In 79 AD the gigantic volcanic mountain situated between Herculaneum and Pompeii erupted. Spewing hot lava over 20 miles high, Mt. Vesuvius’s thermal heat caused instant death. Between the lava and intense heat, the swift fall of ash led to the preservation of parts of Pompeii and its dead. Encasing the bodies, the hot ash hardened and the body decayed, leaving a preserved copy of the deceased. In 1777, excavators discovered a plethora of hollow pockets where human remains could be seen. Instead of digging them up, Giuseppe Fiorelli (the director of the excavations) suggested the pouring of plaster in the pockets in attempt to preserve what was discovered. Once hardened and removed, the plaster revealed almost exact replicas of the deceased bodies during their moment of death. These were the first recorded full-body molds.
Body Molding as We Know It
From the 18th and 19th centuries onwards, body molding became an acknowledged practice and was executed in a variety of fields. Anthropologists and forensic scientists used death masks and body molds to study human physiognomy and to preserve unidentified bodies. By the 20th century, Hollywood had picked up the art. Prosthetics and props were commonly made from the castings of human bodies, while the medical industry began using the technique to create prosthetics and dentures. Pregnant women began casting their torsos or their newborns hands and feet to preserve the memory of their youth. As the years passed, body molding became a specialized market.
The Rich and Famous
Enter Cynthia Plaster Caster in the 1960s. Shy, artistic, and madly in love with rock music, Cynthia thrust her way into the body-molding world by cloning the penises of rock stars. This legendary “recovering groupie” cloned musicians from Jimi Hendrix to Jello Biafra and has recently been casting the breasts of famous female musicians like Karen O. By the 1980s, another caster was on the scene. Willa Shalit was a lifecaster who molded her subjects’ faces and bodies. She has cast five former Presidents, actresses like Farrah Fawcett and Sophia Loren, athletes like Muhammad Ali and Natalia Makarova, and important leaders such as Rosa Parks and the 14th Dalai Lama.
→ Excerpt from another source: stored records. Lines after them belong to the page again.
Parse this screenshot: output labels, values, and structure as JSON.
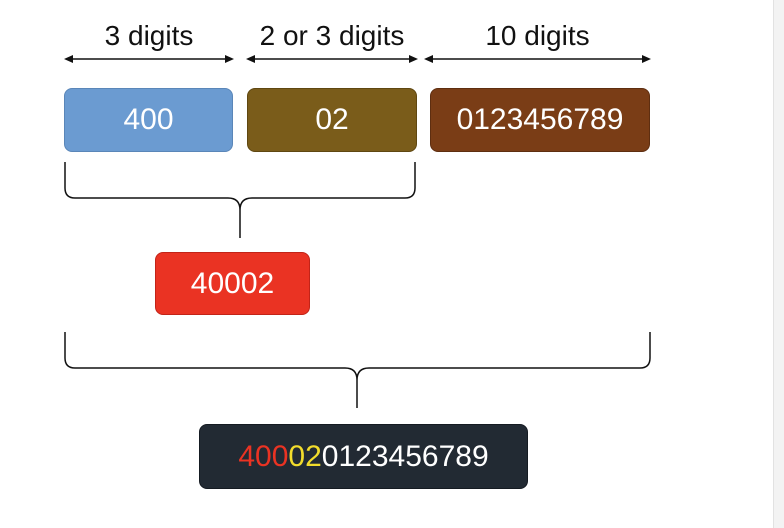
{
  "labels": {
    "first": "3 digits",
    "second": "2 or 3 digits",
    "third": "10 digits"
  },
  "segments": {
    "first": {
      "value": "400",
      "color": "#6b9bd1"
    },
    "second": {
      "value": "02",
      "color": "#7a5c1a"
    },
    "third": {
      "value": "0123456789",
      "color": "#7a3d16"
    }
  },
  "combined": {
    "value": "40002",
    "color": "#ea3323"
  },
  "result": {
    "part1": "400",
    "part2": "02",
    "part3": "0123456789",
    "colors": {
      "part1": "#ea3323",
      "part2": "#f2dc2c",
      "part3": "#ffffff",
      "background": "#222a33"
    }
  }
}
In 1996, after receiving his PhD in Chemistry, Dr. David Claus began selling specialized polymers to a special effects house in Hollywood. Due to the supplier’s increasing prices, Dr. Claus began creating his own resin formulas and manufactured those solely to this special effects house. That is, until other houses got word and began purchasing from him too. As computer generated imagery (CGI) became the cheapest and effective tool for special effects, the demand for his resin plummeted. Now in chiropractic school, Dr. Claus discovered a need for an inexpensive, but highly customizable orthotic. He created a simple kit that he sold to chiropractors and podiatrists. During this time, a small film production company contacted Dr. Claus in need of realistic-looking penises of varying shapes and sizes. Tweaking the orthotic kit, which included a step of reproducing the patient’s foot in resin, he turned it into a penis copying kit. Turning out a huge hit on set, more requests were sent in. Cheri magazine caught wind and wanted to do a reader contest, birthing the first penis molding kits. Teaming up with Joe Hanson, a then magazine advertising agency owner, the two created what is now the most personalized dildo on the planet: Clone-A-Willy.